Zum Abschluss sahen sich Barack Obama und Raúl Castro ganz entspannt ein Baseballspiel an. Dann flog der amerikanische Präsident weiter nach Argentinien. Zufrieden wahrscheinlich, denn mit dem Staatsbesuch auf Kuba hat Obama im Annäherungsprozess der beiden Nationen sein mächtigstes Mittel genutzt und zugleich auch sein letztes: Weitere Möglichkeiten, um Kontinuität über das Ende seiner Amtszeit hinaus sicherzustellen, hat er nicht. Aller Voraussicht nach ist das aber auch nicht nötig: Obamas Besuch ist im Rückblick ein historischer Erfolg; die täglich wachsenden Verflechtungen der beiden Nationen kann sein Nachfolger wohl kaum noch aufdröseln.
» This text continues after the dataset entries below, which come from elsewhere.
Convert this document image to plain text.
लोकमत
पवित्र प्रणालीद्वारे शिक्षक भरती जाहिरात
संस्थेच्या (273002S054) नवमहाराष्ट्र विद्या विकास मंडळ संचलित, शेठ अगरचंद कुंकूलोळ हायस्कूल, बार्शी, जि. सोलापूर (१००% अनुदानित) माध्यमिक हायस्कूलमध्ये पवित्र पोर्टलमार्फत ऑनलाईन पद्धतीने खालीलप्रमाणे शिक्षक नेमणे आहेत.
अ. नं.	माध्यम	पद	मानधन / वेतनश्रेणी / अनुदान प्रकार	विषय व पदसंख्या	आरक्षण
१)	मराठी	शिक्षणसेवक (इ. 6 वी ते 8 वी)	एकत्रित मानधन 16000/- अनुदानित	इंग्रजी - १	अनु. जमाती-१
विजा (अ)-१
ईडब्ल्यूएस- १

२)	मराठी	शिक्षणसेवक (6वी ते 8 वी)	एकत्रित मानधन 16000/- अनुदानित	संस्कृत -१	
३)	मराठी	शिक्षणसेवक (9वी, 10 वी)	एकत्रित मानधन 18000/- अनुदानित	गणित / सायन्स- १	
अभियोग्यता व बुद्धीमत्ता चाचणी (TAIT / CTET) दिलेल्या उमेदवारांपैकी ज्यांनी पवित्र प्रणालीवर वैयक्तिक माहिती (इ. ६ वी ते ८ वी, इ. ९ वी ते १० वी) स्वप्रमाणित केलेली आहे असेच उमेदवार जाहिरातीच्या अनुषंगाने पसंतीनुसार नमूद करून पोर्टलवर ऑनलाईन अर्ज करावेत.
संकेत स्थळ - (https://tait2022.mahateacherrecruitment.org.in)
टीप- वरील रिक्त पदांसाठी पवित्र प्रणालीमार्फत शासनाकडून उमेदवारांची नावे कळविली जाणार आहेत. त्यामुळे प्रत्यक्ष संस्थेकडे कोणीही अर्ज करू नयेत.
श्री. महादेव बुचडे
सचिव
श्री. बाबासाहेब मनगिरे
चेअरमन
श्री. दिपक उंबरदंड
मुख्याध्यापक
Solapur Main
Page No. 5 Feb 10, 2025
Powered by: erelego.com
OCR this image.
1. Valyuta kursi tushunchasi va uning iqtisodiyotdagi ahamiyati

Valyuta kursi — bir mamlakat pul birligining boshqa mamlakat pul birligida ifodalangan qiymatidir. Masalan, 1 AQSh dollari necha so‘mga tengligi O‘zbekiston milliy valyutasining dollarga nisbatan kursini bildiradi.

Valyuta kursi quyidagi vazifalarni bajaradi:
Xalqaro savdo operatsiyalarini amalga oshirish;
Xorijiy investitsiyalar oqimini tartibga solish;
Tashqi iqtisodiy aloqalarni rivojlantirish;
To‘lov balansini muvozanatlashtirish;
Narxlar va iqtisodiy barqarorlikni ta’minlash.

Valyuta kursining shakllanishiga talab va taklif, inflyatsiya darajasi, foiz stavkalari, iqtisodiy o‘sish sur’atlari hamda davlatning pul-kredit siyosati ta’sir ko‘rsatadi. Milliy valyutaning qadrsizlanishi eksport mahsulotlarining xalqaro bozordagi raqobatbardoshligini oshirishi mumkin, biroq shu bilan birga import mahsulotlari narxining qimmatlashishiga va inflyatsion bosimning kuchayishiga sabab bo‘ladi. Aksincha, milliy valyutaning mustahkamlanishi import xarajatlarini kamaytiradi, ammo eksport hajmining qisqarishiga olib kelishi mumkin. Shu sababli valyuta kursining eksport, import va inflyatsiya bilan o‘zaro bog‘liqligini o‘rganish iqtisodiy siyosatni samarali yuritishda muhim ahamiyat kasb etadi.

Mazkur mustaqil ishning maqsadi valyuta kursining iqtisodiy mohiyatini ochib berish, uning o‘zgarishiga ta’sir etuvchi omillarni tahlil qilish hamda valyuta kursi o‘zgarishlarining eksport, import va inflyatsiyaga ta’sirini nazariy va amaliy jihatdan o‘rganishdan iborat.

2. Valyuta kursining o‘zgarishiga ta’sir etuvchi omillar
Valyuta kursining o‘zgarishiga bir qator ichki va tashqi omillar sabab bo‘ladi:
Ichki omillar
Das Weiße Haus ließ sich bei den Reisevorbereitungen lange nicht in die Karten blicken, insbesondere nicht, was die Begegnung mit Regimekritikern anging. So sollte sichergestellt werden, dass die kubanischen Teilnehmer nicht vorher verschwänden. In Gesprächen mit 13 Oppositionellen lobte Obama deren Mut und versprach, Menschenrechtsverletzungen auch weiterhin anzuklagen. Dabei gelang ihm ein eindrucksvoller diplomatischer Balanceakt: klare Zusagen an das kubanische Volk, professioneller Umgang mit Machthaber Raúl Castro und eine Demonstration demokratischer Vorzüge, wenn sie mit Aufrichtigkeit einhergehen.
Wer befürchtet hatte, Obama würde sich als Grüßaugust einer siechen Diktatur missbrauchen lassen, sah sich getäuscht: Auch in China oder Äthiopien hat Obama Machthaber, die sich neben ihm sonnen wollten, in Pressekonferenzen gezwungen – und damit zwei der mächtigsten Mittel der Demokratie in Stellung gebracht, Öffentlichkeit und Rechtfertigungsdruck. Der 84-jährige Raúl Castro hatte in dem ungewohnten Format die Contenance und dabei auch die Kontrolle über seine Äußerungen verloren: „Es ist nicht in Ordnung, mich nach politischen Gefangenen zu fragen“, verkündete er dem nationalen TV-Publikum live. Castro leugnete, dass es solche Gefangenen überhaupt gebe, und sagte zu, alle freizulassen, deren Namen man ihm nennen könne. Als daraufhin zahlreiche Journalistenhände in die Höhe schossen, erklärte er die Pressekonferenz für beendet. Schon an diesem Punkt hatte sich die Reise gelohnt – so etwas haben Kubas Fernsehzuschauer noch nie erlebt.
Die Rede im Staatsfernsehen war ein weiteres Zeugnis für Obamas rhetorische Fähigkeiten. Er demonstrierte anhand von Vorwürfen gegen sein eigenes Land, dass freie Debatten zu Fortschritt führen – ein kraftvolles Argument gegen die politisch erzwungene Lähmung der Gastnation. Der Hinweis auf das Selbstbestimmungsrecht des kubanischen Volkes markiert nicht nur die Abkehr von neokonservativem Gedankengut. Er schützt Obama auch vor Kritik im Kongress, wenn demokratische Reformen auf der Insel zunächst ausbleiben.
Dass es auf Kuba über Nacht zu Umbrüchen kommt, glaubt nicht einmal Obama. Wirtschaftsbeziehungen, Austauschprogramme und Internetkabel sind noch kein Garant für Demokratie – China ist dafür das beste Beispiel. Bemerkenswert ist allerdings, dass die Rolling Stones, bestes Beispiel westlicher Dekadenz, am Karfreitagabend in Havanna ein Gratiskonzert vor mehreren hunderttausend Zuschauern gaben. Und Musik kann etwas bewegen. Das wissen wir seit dem „Sonderzug nach Pankow“ und „Wind of Change“.